I just updated the Android Studio to 3.5 Beta 1 and I'm getting
Expiring Daemon because JVM heap space is exhausted
message while the build is running. Also, the build is taking more time to complete. Does anyone have any idea regarding this?
This can be fixed by increasing the configured max heap size for the project.
Through IDE:
Add the below lines into the gradle.properties file. Below memory size (1) can be configured based on the RAM availability
org.gradle.daemon=true
org.gradle.jvmargs=-Xmx2560m
Through GUI:
In the Settings, search for 'Memory Settings' and increase the IDE max heap size and Daemon max heap size as per the system RAM availability.
(1)
$ man java
...
-Xmxsize
Specifies the maximum size (in bytes) of the memory allocation pool in bytes. This value
must be a multiple of 1024 and greater than 2 MB. Append the letter k or K to indicate
kilobytes, m or M to indicate megabytes, g or G to indicate gigabytes. The default value
is chosen at runtime based on system configuration. For server deployments, -Xms and
-Xmx are often set to the same value. See the section "Ergonomics" in Java SE HotSpot
Virtual Machine Garbage Collection Tuning Guide at
http://docs.oracle.com/javase/8/docs/technotes/guides/vm/gctuning/index.html.
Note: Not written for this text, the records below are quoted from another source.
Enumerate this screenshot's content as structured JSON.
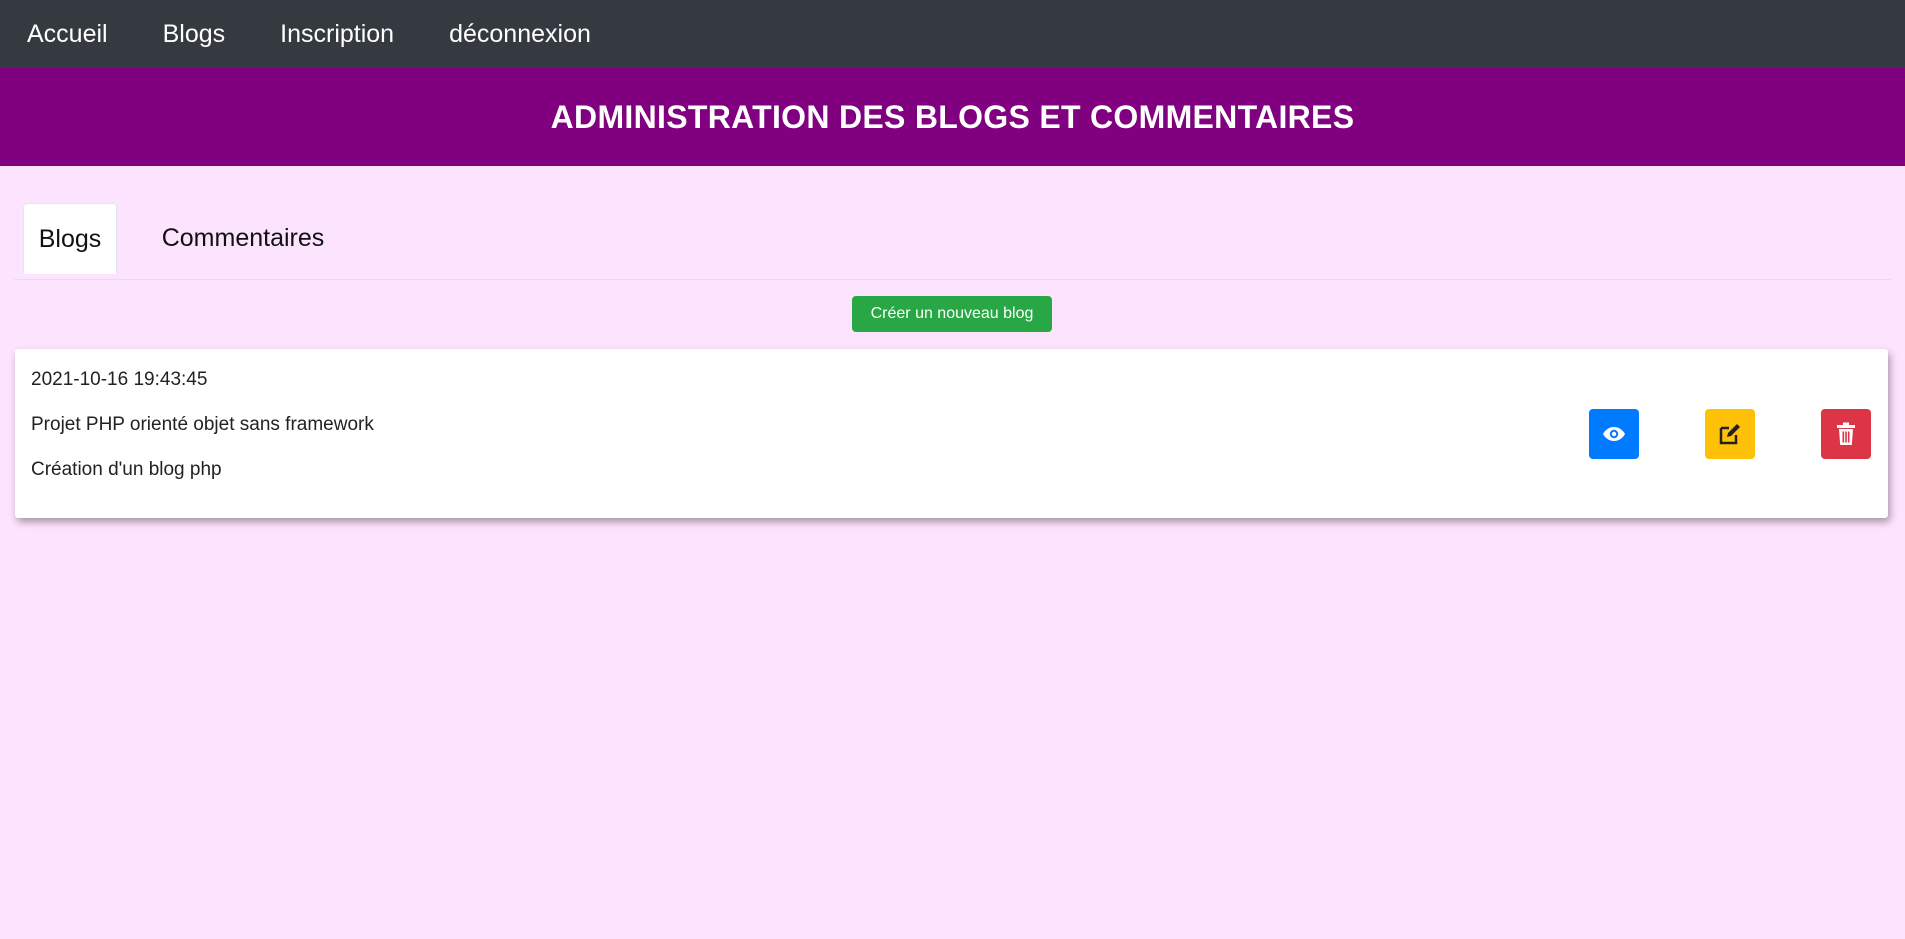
{
  "nav": {
    "items": [
      "Accueil",
      "Blogs",
      "Inscription",
      "déconnexion"
    ]
  },
  "banner": {
    "title": "ADMINISTRATION DES BLOGS ET COMMENTAIRES"
  },
  "tabs": [
    {
      "label": "Blogs",
      "active": true
    },
    {
      "label": "Commentaires",
      "active": false
    }
  ],
  "create_button": {
    "label": "Créer un nouveau blog"
  },
  "blogs": [
    {
      "date": "2021-10-16 19:43:45",
      "title": "Projet PHP orienté objet sans framework",
      "description": "Création d'un blog php",
      "actions": {
        "view_icon": "eye-icon",
        "edit_icon": "edit-icon",
        "delete_icon": "trash-icon"
      }
    }
  ],
  "colors": {
    "nav_bg": "#343a40",
    "banner_bg": "#800080",
    "page_bg": "#fde4fe",
    "create": "#28a745",
    "view": "#007bff",
    "edit": "#ffc107",
    "delete": "#dc3545"
  }
}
The following examples show how to set the maximum allowed size of allocated memory to
80 MB using various units:
-Xmx83886080
-Xmx81920k
-Xmx80m
The -Xmx option is equivalent to -XX:MaxHeapSize.
...
I was able to solve this for my React Native project by configuring the following:
1. gradle.properties
org.gradle.daemon=true
org.gradle.configureondemand=true
org.gradle.jvmargs=-Xmx4g -XX:MaxPermSize=2048m -XX:+HeapDumpOnOutOfMemoryError -Dfile.encoding=UTF-8
2. app/build.gradle
android {
dexOptions {
javaMaxHeapSize "3g"
}
}
The solution is to increase Android build memory.
As you add more modules to your app, there is an incredible demand placed on the Android build system, and the default memory settings will not work. To avoid OutOfMemoryErrors during Android builds, you should uncomment the alternate gradle memory setting present in /android/gradle.properties:
org.gradle.jvmargs=-Xmx2048m -XX:MaxPermSize=512m -XX:+HeapDumpOnOutOfMemoryError -Dfile.encoding=UTF-8
You can find gradle.properties inside android folder.
P.S.
What we are doing this and why it helps?
Let me clear some basic terminology for understanding the whole thing.
Daemon : - A daemon is a computer program that runs as a background process, rather than being under the direct control of an interactive user.
Android Studio 2.1 enables a new feature: Dex In Process, that can dramatically increase the speed of full clean builds as well as improving Instant Run performance.
To take advantage of Dex In Process, you’ll need to modify your gradle.properties file and increase the amount of memory allocated to the Gradle Daemon VM by 1 Gb, to a minimum of 2 Gb, using the org.gradle.jvmargs property:
Specifies the JVM arguments used for the daemon process.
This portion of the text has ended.